Differential blockage of charge movement components in frog cut twitch fibres by nifedipine.

1. The effect of nifedipine on charge movement was studied in cut twitch fibres of Rana temporaria with a double Vaseline-gap voltage-clamp technique. The steady-state charge-voltage (Q-V) plot, in the absence or presence of nifedipine, was separated into Q beta and Q gamma components by fitting with a sum of two Boltzmann distribution functions. 2. When a fibre was held at -90 mV, low concentrations (around 20 nM) of nifedipine suppressed a large fraction of Q beta than Q gamma.
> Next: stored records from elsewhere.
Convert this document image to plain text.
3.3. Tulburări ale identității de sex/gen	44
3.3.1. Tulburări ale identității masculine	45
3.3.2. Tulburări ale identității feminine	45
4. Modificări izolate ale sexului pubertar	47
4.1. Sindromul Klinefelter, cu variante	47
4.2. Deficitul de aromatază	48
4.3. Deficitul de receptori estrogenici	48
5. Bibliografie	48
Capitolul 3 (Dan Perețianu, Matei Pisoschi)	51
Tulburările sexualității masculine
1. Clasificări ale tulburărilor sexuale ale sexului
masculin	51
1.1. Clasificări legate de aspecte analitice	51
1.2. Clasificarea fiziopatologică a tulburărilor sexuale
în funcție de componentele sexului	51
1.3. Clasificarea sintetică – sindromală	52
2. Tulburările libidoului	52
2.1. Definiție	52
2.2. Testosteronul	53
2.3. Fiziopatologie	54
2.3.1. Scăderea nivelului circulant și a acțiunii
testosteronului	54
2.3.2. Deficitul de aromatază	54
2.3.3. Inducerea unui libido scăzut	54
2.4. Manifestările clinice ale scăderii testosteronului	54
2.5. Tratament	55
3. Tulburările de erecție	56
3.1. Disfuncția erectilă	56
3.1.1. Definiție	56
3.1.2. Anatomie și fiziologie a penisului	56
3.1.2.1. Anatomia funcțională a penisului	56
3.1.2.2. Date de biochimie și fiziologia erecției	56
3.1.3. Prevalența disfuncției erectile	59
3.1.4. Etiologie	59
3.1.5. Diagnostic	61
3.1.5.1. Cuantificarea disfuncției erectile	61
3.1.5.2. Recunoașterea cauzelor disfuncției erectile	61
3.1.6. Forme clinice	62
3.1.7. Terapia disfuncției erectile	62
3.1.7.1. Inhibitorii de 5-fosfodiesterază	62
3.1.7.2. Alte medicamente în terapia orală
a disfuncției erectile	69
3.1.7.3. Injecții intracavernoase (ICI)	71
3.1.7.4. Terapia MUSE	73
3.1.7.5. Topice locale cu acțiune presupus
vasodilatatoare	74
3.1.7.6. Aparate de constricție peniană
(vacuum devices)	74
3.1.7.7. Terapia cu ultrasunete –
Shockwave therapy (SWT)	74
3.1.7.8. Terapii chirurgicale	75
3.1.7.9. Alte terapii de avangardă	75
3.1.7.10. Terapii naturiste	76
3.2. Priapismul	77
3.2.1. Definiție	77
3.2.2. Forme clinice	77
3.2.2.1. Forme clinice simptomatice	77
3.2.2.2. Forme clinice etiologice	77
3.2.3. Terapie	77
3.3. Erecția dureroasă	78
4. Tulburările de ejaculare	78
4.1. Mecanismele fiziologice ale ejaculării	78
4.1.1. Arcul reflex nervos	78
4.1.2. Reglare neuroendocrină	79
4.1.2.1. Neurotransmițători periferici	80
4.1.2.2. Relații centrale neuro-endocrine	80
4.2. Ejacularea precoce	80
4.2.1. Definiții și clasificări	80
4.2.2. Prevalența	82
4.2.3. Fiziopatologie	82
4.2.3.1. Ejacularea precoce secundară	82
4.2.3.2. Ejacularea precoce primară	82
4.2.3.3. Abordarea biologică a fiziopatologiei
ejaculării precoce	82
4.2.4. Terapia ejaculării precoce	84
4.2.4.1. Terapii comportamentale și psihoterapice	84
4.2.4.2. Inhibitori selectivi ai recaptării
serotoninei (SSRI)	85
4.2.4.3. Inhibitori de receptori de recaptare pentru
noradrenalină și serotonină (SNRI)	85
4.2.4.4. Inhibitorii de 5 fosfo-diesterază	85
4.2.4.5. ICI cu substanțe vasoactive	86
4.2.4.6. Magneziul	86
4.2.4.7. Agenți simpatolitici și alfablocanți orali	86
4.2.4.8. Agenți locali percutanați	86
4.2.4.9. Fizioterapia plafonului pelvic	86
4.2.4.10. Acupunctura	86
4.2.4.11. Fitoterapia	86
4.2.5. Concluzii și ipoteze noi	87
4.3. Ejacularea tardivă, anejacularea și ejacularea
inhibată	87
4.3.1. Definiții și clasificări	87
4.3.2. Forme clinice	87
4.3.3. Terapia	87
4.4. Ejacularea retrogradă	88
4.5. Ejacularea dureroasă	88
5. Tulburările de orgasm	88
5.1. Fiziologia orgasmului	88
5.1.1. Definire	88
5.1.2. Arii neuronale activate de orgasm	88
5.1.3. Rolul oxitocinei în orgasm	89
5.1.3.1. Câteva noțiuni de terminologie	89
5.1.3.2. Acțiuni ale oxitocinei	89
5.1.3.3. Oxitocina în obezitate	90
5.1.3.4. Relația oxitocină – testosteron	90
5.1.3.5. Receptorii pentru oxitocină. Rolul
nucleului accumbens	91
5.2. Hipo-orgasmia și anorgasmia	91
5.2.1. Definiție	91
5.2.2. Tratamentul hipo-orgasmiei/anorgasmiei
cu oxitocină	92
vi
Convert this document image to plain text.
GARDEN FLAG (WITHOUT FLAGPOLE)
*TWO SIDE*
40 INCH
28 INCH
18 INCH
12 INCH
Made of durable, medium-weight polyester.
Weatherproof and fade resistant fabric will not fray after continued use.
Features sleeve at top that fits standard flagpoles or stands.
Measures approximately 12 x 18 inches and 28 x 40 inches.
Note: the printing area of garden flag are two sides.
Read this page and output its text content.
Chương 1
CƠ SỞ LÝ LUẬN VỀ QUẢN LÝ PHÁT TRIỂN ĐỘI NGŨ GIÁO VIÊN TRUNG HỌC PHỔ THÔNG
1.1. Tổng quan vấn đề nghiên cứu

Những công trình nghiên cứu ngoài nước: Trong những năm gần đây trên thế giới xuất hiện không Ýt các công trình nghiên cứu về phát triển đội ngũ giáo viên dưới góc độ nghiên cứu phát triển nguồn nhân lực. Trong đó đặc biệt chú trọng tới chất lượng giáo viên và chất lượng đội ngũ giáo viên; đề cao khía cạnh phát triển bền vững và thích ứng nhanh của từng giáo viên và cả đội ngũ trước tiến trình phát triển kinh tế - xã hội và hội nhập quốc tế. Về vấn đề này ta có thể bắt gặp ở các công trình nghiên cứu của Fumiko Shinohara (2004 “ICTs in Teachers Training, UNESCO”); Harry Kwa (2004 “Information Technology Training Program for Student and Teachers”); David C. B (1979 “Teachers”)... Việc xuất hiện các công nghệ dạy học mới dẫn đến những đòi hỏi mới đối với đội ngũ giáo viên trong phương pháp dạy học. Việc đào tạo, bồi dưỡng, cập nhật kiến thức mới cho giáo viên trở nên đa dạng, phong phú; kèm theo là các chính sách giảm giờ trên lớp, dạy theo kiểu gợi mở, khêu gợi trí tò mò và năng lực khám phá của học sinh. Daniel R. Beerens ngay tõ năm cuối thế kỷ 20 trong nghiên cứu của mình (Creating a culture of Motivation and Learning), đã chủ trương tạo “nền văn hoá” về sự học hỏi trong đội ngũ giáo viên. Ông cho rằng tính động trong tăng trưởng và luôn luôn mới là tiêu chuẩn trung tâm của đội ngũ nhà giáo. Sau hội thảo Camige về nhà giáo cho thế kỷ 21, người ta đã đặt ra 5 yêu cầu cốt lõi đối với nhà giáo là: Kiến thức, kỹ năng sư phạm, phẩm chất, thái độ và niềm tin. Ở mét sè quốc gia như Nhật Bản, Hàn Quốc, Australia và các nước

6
Higher concentrations of nifedipine suppressed Q gamma more effectively than Q beta, but even 2 microM-nifedipine did not suppress Q beta and Q gamma completely. Ten micromolar was required for complete suppression of Q gamma. Nifedipine thus suppressed Q beta and Q gamma with different dose dependencies. 3. When the holding potential was changed to -70 mV, some Q beta and Q gamma were inactivated. Low concentrations (around 20 nM) of nifedipine still suppressed a larger fraction of the mobile Q beta than the mobile Q gamma. Higher concentrations of nifedipine also suppressed Q gamma more effectively than Q beta, but 2 microM-nifedipine was sufficient to suppress Q gamma completely. Hence, at this slightly depolarized holding potential, nifedipine also suppressed Q beta and Q gamma with different dose dependencies. 4. A portion of Q beta appeared to be resistant to the action of nifedipine. At -70 mV, the blockage of the nifedipine-sensitive portion of Q beta appeared to saturate at 2 microM of the drug. At -90 mV, the nifedipine-resistant portion of Q beta was more difficult to identify, because the blockage of the nifedipine-sensitive portion of Q beta did not saturate at 2 microM. 5. Based on double-reciprocal plots for the dose-response relationships, the half-blocking concentration of nifedipine for Q beta was found to be 14-19 nM at -90 mV and less than 13 nM at -70 mV, whereas that for Q gamma was approximately 1.6 microM at -90 mV and 120 nM at -70 mV. Thus, nifedipine suppressed Q gamma in a voltage-dependent manner, but its suppression of Q beta was much less voltage dependent. 6. It was demonstrated that the enhancement in the blockage of charge movement by maintained depolarization could not be achieved by depolarizing pulses lasting up to hundreds of milliseconds. 7. The difference in the half-blocking concentrations of nifedipine for Q beta and Q gamma implies that Q beta and Q gamma cannot be tightly coupled.